Updated Feb 08, 2023
Version 1.0

4 Comments

  • stefanhuditech's avatar
    stefanhuditech
    Copper Contributor

    Good article, I especially like the very concise and understandable explanation of what 'lag' actually is.

     

    I just wanted to mention two things:

    • If you are on Premium or Dedicated SKUs of Event Hubs, lag metrics are already available (you can enable it via Diagnostics Settings). https://learn.microsoft.com/en-us/azure/event-hubs/monitor-event-hubs-reference#application-metrics-logs is the documentation for this.
    • If you are on Standard or Basic SKUs and you do not want to run this yourself (as explained in this article by yodobrin and demonstrated in the linked GitHub repo), you can also use a Marketplace app that we created (https://azuremarketplace.microsoft.com/en-us/marketplace/apps/huditechughaftungsbeschrnkt1673457598758.lag-metrics?tab=overview), which will perform the task as a managed solution. One advantage is that it will find all Event Hubs and automatically and write lag metrics for all of them.
  • Hi Jayendran 

    In regards to your question, lag is a metric that will help you understand if your consumers are able to handle the throughput your workload is currently handling.

    Also if the 'total time' (message entered to eventhub until it was processed) is critical to you - then it's very important to know this number.

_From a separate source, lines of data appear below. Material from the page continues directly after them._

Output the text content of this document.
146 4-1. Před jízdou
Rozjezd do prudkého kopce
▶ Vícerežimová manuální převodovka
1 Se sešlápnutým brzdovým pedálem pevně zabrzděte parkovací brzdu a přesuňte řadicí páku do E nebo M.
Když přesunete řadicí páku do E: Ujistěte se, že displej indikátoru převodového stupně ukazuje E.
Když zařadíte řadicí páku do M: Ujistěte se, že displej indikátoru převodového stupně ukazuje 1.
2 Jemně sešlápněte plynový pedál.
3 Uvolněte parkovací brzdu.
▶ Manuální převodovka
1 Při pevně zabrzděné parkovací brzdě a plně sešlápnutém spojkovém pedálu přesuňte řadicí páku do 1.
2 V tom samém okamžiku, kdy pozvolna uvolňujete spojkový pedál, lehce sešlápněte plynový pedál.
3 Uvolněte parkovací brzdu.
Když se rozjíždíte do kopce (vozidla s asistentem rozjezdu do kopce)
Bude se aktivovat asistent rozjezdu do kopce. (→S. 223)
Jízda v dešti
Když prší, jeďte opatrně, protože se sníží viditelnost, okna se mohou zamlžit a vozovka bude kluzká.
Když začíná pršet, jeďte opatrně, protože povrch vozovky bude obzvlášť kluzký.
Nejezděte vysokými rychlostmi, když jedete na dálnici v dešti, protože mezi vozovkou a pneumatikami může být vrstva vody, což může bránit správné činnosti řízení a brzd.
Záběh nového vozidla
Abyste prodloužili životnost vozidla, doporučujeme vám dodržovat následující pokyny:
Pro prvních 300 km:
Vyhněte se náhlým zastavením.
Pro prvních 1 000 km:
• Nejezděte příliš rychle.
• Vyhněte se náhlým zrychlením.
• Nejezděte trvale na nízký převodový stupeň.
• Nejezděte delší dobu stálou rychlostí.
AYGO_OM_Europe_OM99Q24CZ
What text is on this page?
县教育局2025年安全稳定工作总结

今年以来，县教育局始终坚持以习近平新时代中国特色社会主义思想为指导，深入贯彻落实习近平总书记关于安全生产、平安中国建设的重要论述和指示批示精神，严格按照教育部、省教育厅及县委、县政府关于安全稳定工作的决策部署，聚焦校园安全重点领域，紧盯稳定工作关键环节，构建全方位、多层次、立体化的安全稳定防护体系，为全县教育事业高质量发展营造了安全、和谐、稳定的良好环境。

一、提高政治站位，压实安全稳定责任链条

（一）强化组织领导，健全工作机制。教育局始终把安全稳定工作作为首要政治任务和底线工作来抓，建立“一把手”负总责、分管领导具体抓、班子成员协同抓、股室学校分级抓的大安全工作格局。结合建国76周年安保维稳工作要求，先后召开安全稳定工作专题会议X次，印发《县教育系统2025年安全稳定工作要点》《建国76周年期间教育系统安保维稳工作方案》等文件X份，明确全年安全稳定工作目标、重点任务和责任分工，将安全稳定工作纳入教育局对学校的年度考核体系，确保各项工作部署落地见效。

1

    Throttling is something different, it mean that the capacity that currently your eventhub allocated is not able to handle the incoming requests. it worth to check the 'throughput units' you allocated to your eventhub namespace, check the Azure documentation about how many incoming messages this units can handle,  and might check the possibility to enable the 'auto-inflate throughput units' for your eventhub (also can be read in Azure documentation).

    Here is a blog post discussing the throttling: How exactly does Event Hubs Throttling Work? - Microsoft Community Hub.

    This document explains the quotas and limits - https://learn.microsoft.com/en-us/azure/event-hubs/event-hubs-quotas

  • Nice Article nadavbh / yodobrin Thanks for this. I have one question what will be the difference between the throttling vs lag?

    I actually created an alert based on throttling. I thought do I need to worry about the lag?  

    Before answering this I'll give my actual use case to let you understand better. My producer in this case is Azure(Diagnostic logs) from all resources (let's say 1000 different azure resources). My Consumer is Azure Function (EventHub Trigger). Sometimes my throttling goes much and leads me to miss lots of (GBs) of events(diagnostic logs). Hence I created the alerts based on throttling. I'm wondering if is there any benefit for me to use these Lag metrics.